“Tudo começou na redução de danos, mas eu também já fiquei em comunidades terapêuticas. A redução de danos é mais completa, as comunidades terapêuticas precisam se organizar melhor”, opina Adjefisson, usuário de crack.
Enquanto a rede de tratamento do SUS continua com seu desenho incompleto, a judicialização da saúde impõe o gasto de um dinheiro que poderia ser revertido em políticas públicas.
O secretário de estado da saúde, Ricardo de Oliveira, classifica o gasto com internações por determinação judicial como uma “irracionalidade”.
“Essa internação, do jeito que está sendo feita, não resolve nada. Estamos desperdiçando recurso. Não tem eficácia. É preciso reorganizar a política. Pela falta de infraestrutura, nós temos que seguir essa determinação judicial. Mesmo onde há Caps, está tendo internação”, reconhece Oliveira.
Para doutora em Bioética Elda Bussinguer, a privatização da saúde mental é cômoda tanto para Executivo quanto para o Judiciário.
CHANCELA DA JUSTIÇA
O juiz Paulo Cesar de Carvalho, membro do Comitê Executivo Estadual do Fórum Nacional de Saúde, diz que a recomendação feita pelo Tribunal de Justiça é que, se possível, os magistrados ouçam o gestor da saúde antes de determinar o pagamento de internações.

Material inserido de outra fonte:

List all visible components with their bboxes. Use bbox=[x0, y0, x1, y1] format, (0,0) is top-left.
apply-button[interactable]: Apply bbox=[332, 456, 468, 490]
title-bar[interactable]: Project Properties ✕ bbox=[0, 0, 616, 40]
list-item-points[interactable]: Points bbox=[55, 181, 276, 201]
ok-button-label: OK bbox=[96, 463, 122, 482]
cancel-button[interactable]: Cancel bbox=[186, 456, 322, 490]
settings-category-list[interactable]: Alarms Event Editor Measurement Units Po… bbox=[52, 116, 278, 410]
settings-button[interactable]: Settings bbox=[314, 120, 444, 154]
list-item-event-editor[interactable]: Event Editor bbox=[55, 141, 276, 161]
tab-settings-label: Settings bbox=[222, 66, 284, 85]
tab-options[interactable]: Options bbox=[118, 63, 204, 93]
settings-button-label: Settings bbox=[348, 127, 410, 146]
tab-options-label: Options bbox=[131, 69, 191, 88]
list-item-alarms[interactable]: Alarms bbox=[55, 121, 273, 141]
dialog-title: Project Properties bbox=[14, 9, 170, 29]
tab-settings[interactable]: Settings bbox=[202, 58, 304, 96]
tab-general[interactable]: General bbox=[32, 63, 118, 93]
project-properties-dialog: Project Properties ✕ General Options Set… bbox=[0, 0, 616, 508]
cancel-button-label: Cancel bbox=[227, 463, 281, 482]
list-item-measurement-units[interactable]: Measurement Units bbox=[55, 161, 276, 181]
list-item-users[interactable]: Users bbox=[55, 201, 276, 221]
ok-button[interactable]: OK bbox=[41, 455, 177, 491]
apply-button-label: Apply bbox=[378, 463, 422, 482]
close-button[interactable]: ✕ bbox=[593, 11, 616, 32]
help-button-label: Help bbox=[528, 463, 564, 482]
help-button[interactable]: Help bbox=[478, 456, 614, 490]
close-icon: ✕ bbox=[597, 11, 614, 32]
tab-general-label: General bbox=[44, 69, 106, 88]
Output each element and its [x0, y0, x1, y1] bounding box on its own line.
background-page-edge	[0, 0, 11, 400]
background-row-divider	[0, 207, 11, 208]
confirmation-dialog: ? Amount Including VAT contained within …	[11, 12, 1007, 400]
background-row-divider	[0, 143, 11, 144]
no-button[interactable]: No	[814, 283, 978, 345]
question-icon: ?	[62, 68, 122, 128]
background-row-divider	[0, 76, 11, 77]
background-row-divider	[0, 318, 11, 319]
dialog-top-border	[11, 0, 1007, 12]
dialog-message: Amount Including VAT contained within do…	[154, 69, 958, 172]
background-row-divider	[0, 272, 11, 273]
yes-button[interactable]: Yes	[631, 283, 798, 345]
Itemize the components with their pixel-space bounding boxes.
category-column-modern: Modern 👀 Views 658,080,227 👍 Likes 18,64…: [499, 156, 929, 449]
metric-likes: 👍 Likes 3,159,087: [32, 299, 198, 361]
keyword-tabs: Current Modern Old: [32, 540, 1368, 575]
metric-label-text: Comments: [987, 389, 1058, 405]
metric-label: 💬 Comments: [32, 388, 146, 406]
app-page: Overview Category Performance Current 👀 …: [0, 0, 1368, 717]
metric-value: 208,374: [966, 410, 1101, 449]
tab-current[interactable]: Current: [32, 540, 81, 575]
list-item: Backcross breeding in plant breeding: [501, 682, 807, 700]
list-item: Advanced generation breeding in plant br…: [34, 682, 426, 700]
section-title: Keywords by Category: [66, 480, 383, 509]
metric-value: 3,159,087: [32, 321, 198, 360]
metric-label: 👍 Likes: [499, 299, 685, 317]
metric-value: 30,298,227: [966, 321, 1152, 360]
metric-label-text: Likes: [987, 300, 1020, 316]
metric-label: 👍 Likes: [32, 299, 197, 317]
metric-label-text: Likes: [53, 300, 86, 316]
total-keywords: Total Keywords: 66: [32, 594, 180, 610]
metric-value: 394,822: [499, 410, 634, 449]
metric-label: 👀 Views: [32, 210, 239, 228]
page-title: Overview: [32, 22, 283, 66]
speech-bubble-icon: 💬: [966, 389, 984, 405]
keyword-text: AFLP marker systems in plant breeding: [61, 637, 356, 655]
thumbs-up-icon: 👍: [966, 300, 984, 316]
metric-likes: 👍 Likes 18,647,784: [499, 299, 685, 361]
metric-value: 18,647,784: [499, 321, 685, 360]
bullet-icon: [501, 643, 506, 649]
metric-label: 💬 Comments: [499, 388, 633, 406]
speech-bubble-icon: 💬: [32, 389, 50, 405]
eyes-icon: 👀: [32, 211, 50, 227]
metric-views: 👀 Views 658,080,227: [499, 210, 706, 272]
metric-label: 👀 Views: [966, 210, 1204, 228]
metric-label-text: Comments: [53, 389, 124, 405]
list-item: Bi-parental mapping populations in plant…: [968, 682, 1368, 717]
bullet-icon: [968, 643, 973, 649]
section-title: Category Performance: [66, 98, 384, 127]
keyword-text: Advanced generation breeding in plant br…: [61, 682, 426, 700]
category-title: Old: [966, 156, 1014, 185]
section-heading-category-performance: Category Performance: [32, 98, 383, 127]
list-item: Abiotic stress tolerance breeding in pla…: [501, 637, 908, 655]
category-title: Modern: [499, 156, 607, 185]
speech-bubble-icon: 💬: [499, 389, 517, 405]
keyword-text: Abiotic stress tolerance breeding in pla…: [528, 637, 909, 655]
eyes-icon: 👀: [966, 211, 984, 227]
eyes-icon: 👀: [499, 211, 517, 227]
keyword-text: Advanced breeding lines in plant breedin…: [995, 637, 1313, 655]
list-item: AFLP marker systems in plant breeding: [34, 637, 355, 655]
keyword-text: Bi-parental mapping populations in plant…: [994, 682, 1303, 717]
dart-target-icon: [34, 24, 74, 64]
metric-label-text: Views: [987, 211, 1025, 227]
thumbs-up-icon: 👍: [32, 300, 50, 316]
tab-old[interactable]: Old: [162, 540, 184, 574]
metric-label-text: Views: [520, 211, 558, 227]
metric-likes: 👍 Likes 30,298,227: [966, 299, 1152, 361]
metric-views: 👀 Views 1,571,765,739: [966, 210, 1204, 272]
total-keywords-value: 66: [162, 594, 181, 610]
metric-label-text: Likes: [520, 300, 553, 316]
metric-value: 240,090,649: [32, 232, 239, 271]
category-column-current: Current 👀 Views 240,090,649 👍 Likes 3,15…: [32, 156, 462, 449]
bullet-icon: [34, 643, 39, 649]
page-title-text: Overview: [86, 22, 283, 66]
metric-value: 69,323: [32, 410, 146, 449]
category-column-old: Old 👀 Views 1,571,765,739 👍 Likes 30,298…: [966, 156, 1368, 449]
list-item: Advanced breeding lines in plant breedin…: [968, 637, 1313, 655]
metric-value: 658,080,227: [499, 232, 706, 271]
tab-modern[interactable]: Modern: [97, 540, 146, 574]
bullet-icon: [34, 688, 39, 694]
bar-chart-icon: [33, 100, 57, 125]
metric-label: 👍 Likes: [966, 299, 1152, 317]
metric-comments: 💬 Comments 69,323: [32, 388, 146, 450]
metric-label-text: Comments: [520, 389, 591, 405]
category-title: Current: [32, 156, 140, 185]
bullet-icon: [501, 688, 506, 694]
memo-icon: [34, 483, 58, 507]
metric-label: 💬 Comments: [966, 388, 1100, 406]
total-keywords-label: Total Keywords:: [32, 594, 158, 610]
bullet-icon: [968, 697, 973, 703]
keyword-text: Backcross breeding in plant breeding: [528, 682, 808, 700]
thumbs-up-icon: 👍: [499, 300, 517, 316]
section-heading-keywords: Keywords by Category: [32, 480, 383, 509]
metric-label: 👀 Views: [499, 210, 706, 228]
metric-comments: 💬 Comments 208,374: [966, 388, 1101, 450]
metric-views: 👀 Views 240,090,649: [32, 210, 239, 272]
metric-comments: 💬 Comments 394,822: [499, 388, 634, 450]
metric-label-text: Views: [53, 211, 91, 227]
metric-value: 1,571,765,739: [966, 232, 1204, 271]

O juiz explica que, no caso da dependência química, o magistrado fica vinculado a um médico, que é o responsável por dizer se há necessidade de internação. “O relevante é que o juiz não determina a internação, ele examina um pedido feito pela parte, fundado em um laudo médico. Não raro esse pedido é feito por profissionais do próprio estado”, justifica.
O Conselho Regional de Medicina do Espírito Santo (CRM-ES) informou que a orientação é de que o médico psiquiatra avalie a melhor forma de tratamento. “No entanto, a decisão sobre internação consentida ou compulsória não cabe ao médico”, diz a nota enviada à reportagem.
O magistrado também afirma que os municípios não estão devidamente aparelhados para atender os dependentes químicos e acredita que as internações pela via judicial devam continuar. “É um reflexo da ausência da má prestação dos serviços de saúde, de alguma forma. Lógico que alguns têm a tendência de usar a Justiça como uma segunda via de acesso”.
Ações como fiscalização dos locais de internação e levantamentos quanto à eficácia desse tipo de tratamento para os dependentes químicos são importantes nesse enfrentamento, conclui o magistrado.
AFUNILANDO AS INTERNAÇÕES
Um exemplo de medida para diminuir o volume de internações pela via judicial é um projeto do núcleo da Defensoria Pública do Espírito Santo de Vila Velha chamado “Integração e Inclusão”, que auxilia a população em relação a questões gerais de transtornos mentais.
De acordo com a defensora pública Geana Cruz, com a tentativa de extrajudicialização, os pedidos de internação pela defensoria no município diminuíram 31% de 2015 a 2017.
A queda foi possível depois da implantação do Protocolo de Atendimento para Internações Compulsórias, em julho de 2016. Nesse protocolo, quem procura a internação para outra pessoa recebe todas as orientações a respeito desse tipo de tratamento.
Depois, o dependente passa por uma uma avaliação médica na rede municipal de Vila Velha. Com o resultado, a Defensoria recomenda ou não ingressar com a ação judicial para a internação.
“As pessoas estão achando que é o melhor caminho, mas na verdade é o último caminho. Você tem que ter a prova de que os meios extra-hospitalares não foram suficientes”, explica a defensora.
Geana Cruz acredita que é preciso haver mais conscientização de todos os agentes do Judiciário, mas chama atenção para a deficiência no investimento em políticas públicas, já que em muitos municípios não há atendimento.
“O juiz pega a batata quente e joga para o estado. Mas também tem alguém que dá um laudo para isso, alguém que também está lucrando com isso. Se esses valores fossem investidos para a Rede de Atenção Psicossocial, poderia haver uma melhora”, opina.